Институт медленно закрывается. Пока еще решают, что делать с остатками оборудования. Кто даст финансирование на поездку в Ташкент теперь, когда она никому не нужна?

Мысль съездить была, была — и сплыла. Вниз по мелкой Гере, чуть обгоняя уток и рыб, под мостами с темным исподом. Финансирования было достаточно, желающих покататься за евроденьги на экзотическую родину Сожженного тоже хватило бы. Никто не поехал.

— Мы и есть иностранцы, — помолчав, отвечает Турок.

У него красный турецкий паспорт. С немецким гражданством пока не получается.

42

Дальше происходит такой разговор; прибавьте, пожалуйста, громкость.

— Что мы о нем вообще знаем? — говорит Турок.

— Ты о чем? — говорит Славянин.

Еще прибавить? Спасибо.

— У него есть родители. Что мы знаем о его родителях? Только не говори, что они солили капусту.

— Я не говорю.

— У него есть друзья. У нас говорят: если ты хочешь знать человека, узнай, с кем он делал дружбу.

— У нас тоже так говорят.

— У него была женщина, — говорит Турок и чешет спину.

— Но…

Турок машет рукой:

— Я не об Анне. То, что удалось расшифровать, всё не то. Это тупик, а не женщина. Что еще? Убийство. Одно. Оно было? Предположим, но в каком смысле… и в какой реальности? А может, их было больше?

Славянин поднимает голову, он сидит на стуле:

— Ты решил порепетировать свое выступление перед ученым советом?

— Я имел их всех. — Турок садится на корточки перед Славянином. — Я хочу понять, чем мы тут занимаемся. Мы изучаем… что угодно, только не его. Этот город, например.

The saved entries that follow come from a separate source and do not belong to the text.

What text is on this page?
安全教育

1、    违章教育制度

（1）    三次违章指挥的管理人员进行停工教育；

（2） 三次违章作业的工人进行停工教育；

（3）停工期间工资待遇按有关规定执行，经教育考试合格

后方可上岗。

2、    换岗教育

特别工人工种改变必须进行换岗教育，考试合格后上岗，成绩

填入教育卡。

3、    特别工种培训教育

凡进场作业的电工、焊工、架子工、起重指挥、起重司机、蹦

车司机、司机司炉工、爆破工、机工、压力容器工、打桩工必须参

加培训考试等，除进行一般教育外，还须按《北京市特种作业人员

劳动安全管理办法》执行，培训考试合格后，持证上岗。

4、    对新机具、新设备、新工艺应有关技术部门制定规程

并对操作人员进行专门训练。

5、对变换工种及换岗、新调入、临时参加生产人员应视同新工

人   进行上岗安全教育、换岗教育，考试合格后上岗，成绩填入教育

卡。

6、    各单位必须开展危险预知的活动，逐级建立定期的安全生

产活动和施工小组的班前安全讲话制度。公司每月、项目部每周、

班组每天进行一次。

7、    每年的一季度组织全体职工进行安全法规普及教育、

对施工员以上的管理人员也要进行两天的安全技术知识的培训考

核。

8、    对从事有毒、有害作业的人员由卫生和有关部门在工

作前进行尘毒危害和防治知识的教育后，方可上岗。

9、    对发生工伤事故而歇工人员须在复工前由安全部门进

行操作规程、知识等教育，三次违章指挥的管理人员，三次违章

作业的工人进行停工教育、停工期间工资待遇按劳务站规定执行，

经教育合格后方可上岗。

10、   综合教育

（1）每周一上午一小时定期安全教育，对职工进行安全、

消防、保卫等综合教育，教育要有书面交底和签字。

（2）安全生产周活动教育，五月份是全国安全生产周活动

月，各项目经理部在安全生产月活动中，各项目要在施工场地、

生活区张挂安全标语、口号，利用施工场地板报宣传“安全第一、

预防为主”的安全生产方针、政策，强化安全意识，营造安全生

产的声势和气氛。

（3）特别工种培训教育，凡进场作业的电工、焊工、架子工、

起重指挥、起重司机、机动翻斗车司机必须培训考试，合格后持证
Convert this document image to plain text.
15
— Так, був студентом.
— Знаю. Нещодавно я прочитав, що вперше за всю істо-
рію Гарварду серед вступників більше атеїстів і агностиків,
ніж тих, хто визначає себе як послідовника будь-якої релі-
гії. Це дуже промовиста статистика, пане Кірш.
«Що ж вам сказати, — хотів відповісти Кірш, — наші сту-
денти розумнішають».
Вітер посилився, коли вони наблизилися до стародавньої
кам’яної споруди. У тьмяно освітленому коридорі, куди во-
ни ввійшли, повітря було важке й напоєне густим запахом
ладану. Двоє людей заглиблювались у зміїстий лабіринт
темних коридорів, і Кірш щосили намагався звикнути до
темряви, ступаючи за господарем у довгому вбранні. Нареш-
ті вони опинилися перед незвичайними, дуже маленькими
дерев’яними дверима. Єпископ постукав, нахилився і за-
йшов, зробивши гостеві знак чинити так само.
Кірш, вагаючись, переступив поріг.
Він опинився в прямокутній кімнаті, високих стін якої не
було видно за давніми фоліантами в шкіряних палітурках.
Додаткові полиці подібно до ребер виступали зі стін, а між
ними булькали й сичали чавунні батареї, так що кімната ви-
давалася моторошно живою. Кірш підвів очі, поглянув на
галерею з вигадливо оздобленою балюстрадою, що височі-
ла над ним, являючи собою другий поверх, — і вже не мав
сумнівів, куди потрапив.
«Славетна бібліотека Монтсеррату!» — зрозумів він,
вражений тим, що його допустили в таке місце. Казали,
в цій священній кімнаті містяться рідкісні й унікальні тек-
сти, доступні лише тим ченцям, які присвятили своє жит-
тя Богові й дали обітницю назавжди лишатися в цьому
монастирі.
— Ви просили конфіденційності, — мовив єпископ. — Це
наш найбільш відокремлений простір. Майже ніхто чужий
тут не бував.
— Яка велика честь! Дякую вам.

— Чем он тебе не нравится?

Турок молчит.

На Рыночной площади к Рождественской ярмарке устанавливают колесо обозрения. Скоро оно будет покрыто лампочками. Очень скоро, подождите.

43

Горизонтальная черта, маленькая звездочка. Та, что упала сверху страницы вниз, в прежнюю ташкентскую жизнь.

«Разорви мою грудь, разорви мое сердце, насыпь туда побольше перца…»

Начало сентября, еще тепло.

«Интересное желание», — заметил он, прислушавшись.

«Не нужно слушать слова».

«Почему?»

Они вышли на балкон, она закурила. Обнаружился источник: распахнутое окно сбоку. Из окна вылезла голая мужская нога, пошевелилась и исчезла обратно.

«Не мешай им привыкать к музыке, которую они будут слушать в аду».

Песня загремела громче.

«А ты уверен, что мы туда не попадем?»

Через час, уже за ужином, он добавил: «Для нас там, наверное, будет всё время звучать Бетховен. Или Стравинский. И это будет еще хуже, чем “разорви мою грудь”».